Sensitivity functions of airborne EM systems over layered models

Tuesday, 11 June 2019: 13:10
Davie West Building, DW103 (Florida Atlantic University)
Anders Vest Christiansen, Aarhus University, Aarhus, Denmark, Line Meldgaard Madsen, Aarhus University, Geoscience, Aarhus C, Denmark and Esben Auken, University of Aarhus, Aarhus, Denmark
Abstract:
Time-domain (TEM) and fre­quency-domain (FEM) methods with many different measurement systems and different transmitter-receiver configurations can be used for investigation of the near subsurface. By studying sensitivity func­tions of the different systems, it is possible to compare the configurations and asses their advantages and shortcomings.

During the last decades, advancement within airborne TEM systems have made it possible to acquire early time data, which makes it possible to get at good resolution of the near-surface geophysical properties.

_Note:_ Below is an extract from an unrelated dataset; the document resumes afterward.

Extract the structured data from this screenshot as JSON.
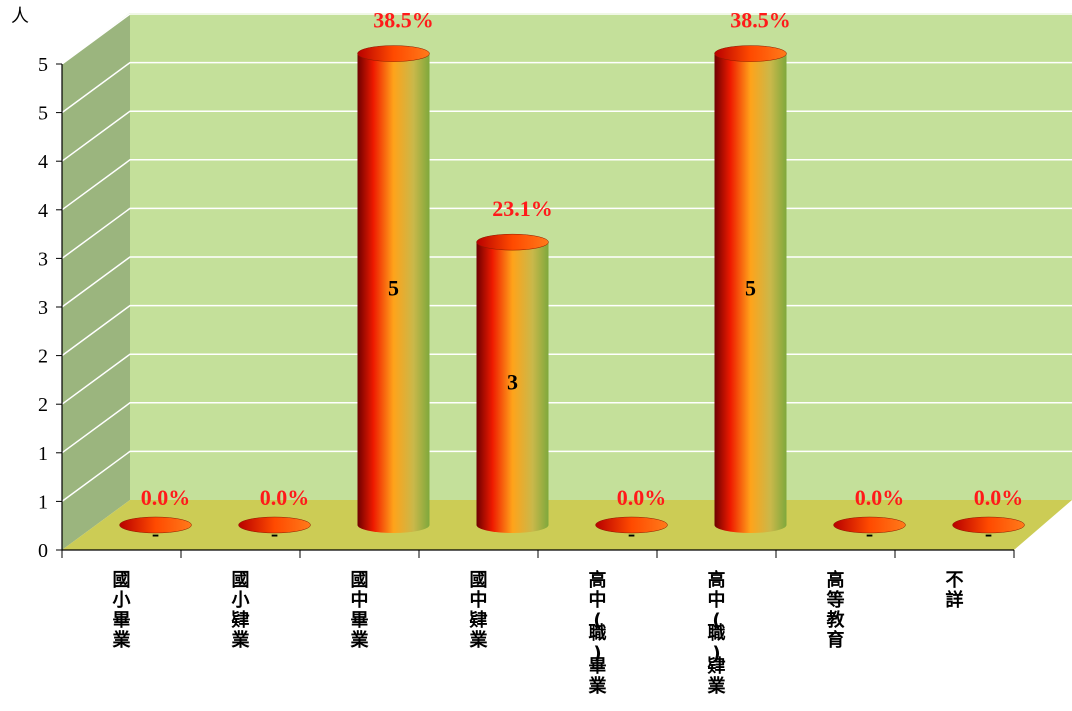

The research question here is to investigate how good the near surface resolution is and compare it across systems and with layered models.

We present a simple method to compute sensitivity functions for different measurements systems in both time- and frequency-domain over layered models and with inclusion of all system characteristics such as Tx-Rx geometry, waveforms and filters. For a small volume in the Earth, the sensitivity is given by the partial derivative of the measured electric fields (E-fields) with respect to the conductivity of the volume. The sensitivity can be positive or neg­ative, meaning that the measured response will either increase or decrease with an increase of the con­ductivity and also meaning that the sensitivity contribution from this particular volume adds or subtracts to the total sensitivity.

To make quantitative representations of the sensitivity functions in 1D and 2D, the 3D sensitivity model is integrated along the relevant axes. These can further be interpreted in terms of footprint in both lateral and vertical directions.

In the figure below the 2D sensitivity and the 1D sensitivity with depth are shown for a homogeneous halfspace. The sensitivities are normalized by the maximum sensitivity at the given time. The 1D sen­sitivities are integrated from the absolute value of the 3D sensitivities to avoid that positive and negative values cancel each other out.

At least three different EM systems will be compared in the presentation, namely: 1) An airborne TEM system (SkyTEM), 2) an airborne FEM system (Resolve), and 3) a ground-based TEM system (tTEM), to have a ground for comparison against best-case resolution from the surface. Sensitivity functions and footprints for layered models will be presented as well.

Figure: 2D sensitivity distributions for the SkyTEM (a) and tTEM (b). The images shown are for 5 µs over a 30 ohmm halfspace. The images are normalized individually. c) displays the 1D sensitivity at 5 µs (black) and at 100 µs (grey) for tTEM (full line) and SkyTEM (dashed line)